Tudo pode desembocar no convite concreto de nos engajarmos em programas de superação da fome. É preciso alimentar com gestos concretos a esperança de que é possível construir uma sociedade mais justa no Brasil. Deve-se ter o cuidado para que esse convite ao banquete não se resuma apenas à distribuição de alimentos.
6. Subsídios adicionais
Que estou fazendo
1. Que estou fazendo se sou cristão?
Se Cristo deu-me o seu perdão?
Há muitos pobres sem lar, sem pão,
há muitas vidas sem salvação.
Meu Cristo veio p’ra nos remir:
o homem todo, sem dividir,
não só a alma do mal salvar,
também o corpo ressuscitar.
2. Há muita gente no meu país,
há tanta gente que é infeliz,
há criancinhas que vão morrer,
há tantos velhos a padecer.
Milhões não sabem como escrever,
milhões de olhos não sabem ler.
Nas trevas vivem sem perceber
que são escravos de outro ser.
3. Aos poderosos eu vou pregar,
aos homens ricos vou proclamar
que a justiça é contra Deus
e a vil miséria insulta os céus.
Meu Cristo veio p’ra nos remir:
o homem todo, sem dividir,
não só a alma do mal salvar,
também o corpo ressuscitar.
(João Dias de Araújo)
Bibliografia
GRUNDMANN, W. Das Evangelium nach Lukas. 6. ed.
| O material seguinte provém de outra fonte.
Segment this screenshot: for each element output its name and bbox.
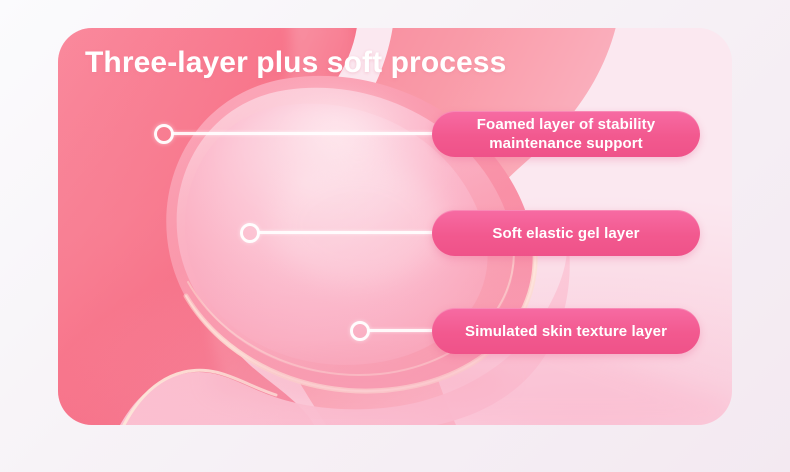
callout-label-text: Foamed layer of stability maintenance su… bbox=[477, 115, 655, 153]
callout-label-skin-layer[interactable]: Simulated skin texture layer bbox=[432, 308, 700, 354]
ring-marker-icon[interactable] bbox=[154, 124, 174, 144]
callout-label-foamed-layer[interactable]: Foamed layer of stability maintenance su… bbox=[432, 111, 700, 157]
callout-connector-gel-layer bbox=[240, 223, 438, 243]
ring-marker-icon[interactable] bbox=[350, 321, 370, 341]
callout-label-gel-layer[interactable]: Soft elastic gel layer bbox=[432, 210, 700, 256]
connector-line bbox=[368, 329, 438, 332]
callout-label-line1: Foamed layer of stability bbox=[477, 116, 655, 133]
callout-label-text: Soft elastic gel layer bbox=[492, 224, 639, 243]
callout-connector-foamed-layer bbox=[154, 124, 438, 144]
connector-line bbox=[258, 231, 438, 234]
callout-label-line2: maintenance support bbox=[489, 135, 643, 152]
page-title: Three-layer plus soft process bbox=[85, 46, 506, 80]
ring-marker-icon[interactable] bbox=[240, 223, 260, 243]
connector-line bbox=[172, 132, 438, 135]
illustration-card: Three-layer plus soft process Foamed lay… bbox=[58, 28, 732, 425]
callout-connector-skin-layer bbox=[350, 321, 438, 341]
graphic-canvas: Three-layer plus soft process Foamed lay… bbox=[0, 0, 790, 472]
callout-label-text: Simulated skin texture layer bbox=[465, 322, 667, 341]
Berlim: Evangelische Verlagsanstalt, 1971. p. 292-296.
SPERB, Ulrico. Meditação sobre Lucas 14.7-14 (15º Domingo após Pentecostes). In: Proclamar Libertação. São Leopoldo: Sinodal, 1997. v. 23. p. 167-171.
WESTHELLE, Vitor. Meditação sobre Lucas 14.7-14 (15º Domingo após Pentecoste). In: Proclamar Libertação. São Leopoldo: Sinodal, 1991. v. XVII. p. 196-200.